People with slightly better scores might get a loan but have extra conditions.

For example, anything below 299 is low and 300 to 499 represented "room for improvement".

David Cunningham, chief executive at mortgage advice firm Squirrel, said about 420 was the level at which banks would draw a line.

"Some people's scores are way lower than expected. The biggest thing we see is missed minimum payments on credit cards over several months.

"One-off has a negligible impact. It's when it becomes a deteriorating trend."

He said people also needed to watch out for power bills and phone bills.

Sometimes a missed payment could affect someone's credit without them realising, for example if they had moved house and not paid a final bill.

But he said banks were generally open to an explanation if people could provide information about how they got into trouble.

Another mortgage adviser, Jeremy Andrews at Key Mortgages, said it was a "blurry line" that borrowers did not want to push too far.

"A score of 400 to 500 trending upward with good recent conduct might be better than a score of 500-plus with recent bounced payments or dishonours, unarranged overdraft fees. Any recent collection steps or agencies having to step in will be much harder to mitigate."

He said other things could be easier to fix or explain.

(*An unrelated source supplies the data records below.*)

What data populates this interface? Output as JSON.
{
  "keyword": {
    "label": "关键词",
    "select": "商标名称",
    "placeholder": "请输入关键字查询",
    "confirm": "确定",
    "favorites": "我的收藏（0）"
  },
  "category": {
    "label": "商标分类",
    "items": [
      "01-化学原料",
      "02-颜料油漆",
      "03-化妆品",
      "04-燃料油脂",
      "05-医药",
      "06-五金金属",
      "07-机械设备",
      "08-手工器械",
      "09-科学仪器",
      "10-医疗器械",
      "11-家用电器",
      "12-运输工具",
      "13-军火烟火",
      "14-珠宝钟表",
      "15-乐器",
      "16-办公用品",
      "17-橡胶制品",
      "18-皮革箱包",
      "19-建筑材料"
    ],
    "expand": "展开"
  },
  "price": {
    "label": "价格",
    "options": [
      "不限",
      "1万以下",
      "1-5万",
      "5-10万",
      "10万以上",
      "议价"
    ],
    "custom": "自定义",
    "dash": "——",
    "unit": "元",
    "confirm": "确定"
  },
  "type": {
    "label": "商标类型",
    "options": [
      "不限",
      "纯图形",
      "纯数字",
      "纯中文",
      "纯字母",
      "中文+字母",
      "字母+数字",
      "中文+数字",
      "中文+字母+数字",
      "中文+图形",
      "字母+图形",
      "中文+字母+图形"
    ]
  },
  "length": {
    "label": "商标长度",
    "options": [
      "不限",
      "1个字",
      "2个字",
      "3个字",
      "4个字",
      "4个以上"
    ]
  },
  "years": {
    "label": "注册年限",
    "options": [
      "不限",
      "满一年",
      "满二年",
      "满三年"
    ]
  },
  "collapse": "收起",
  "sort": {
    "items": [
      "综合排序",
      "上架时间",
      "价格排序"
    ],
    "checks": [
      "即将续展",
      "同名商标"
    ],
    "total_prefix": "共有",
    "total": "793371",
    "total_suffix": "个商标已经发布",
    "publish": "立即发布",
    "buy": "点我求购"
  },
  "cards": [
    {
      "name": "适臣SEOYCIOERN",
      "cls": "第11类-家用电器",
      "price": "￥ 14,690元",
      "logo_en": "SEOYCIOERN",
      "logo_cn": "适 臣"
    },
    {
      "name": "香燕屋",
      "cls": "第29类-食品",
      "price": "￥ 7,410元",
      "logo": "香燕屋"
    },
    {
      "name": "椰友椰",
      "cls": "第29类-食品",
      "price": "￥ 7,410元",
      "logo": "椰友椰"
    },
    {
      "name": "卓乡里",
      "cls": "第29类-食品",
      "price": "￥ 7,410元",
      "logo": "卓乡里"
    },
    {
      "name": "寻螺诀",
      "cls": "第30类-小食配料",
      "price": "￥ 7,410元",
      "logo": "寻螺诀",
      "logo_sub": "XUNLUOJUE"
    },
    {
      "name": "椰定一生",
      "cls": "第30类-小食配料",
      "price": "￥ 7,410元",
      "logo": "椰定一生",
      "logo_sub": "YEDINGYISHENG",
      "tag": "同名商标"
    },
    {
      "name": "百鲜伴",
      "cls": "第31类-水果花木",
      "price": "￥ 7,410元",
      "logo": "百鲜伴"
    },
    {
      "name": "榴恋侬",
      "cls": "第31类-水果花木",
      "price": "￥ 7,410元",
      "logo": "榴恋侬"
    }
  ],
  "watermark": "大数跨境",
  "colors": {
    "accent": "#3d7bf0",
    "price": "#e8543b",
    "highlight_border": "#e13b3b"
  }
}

"Historical events affecting credit scores such as not paying bills on time, or just tipping into arrears, could be a short term problem and easily fixed. But if a borrower has not been paying either financial companies or property related bills such as property rates, on time every time, that can be a much bigger problem to resolve."

Head of Link Advisory Glen McLeod said banks had internal thresholds.

"That said, it's not just about the score itself. Lenders look at the full picture: what kind of credit issues are showing up, how recent they are, and what caused them.

"Life events-like a separation, illness, or unexpected financial hardship-can reflect on your credit score, even if they were temporary. That context matters and can influence how a lender views your application.

"If the credit history is too risky for a mainstream bank, non-bank lenders may still be an option. They tend to be more flexible, though that usually comes with higher interest rates to reflect the added risk."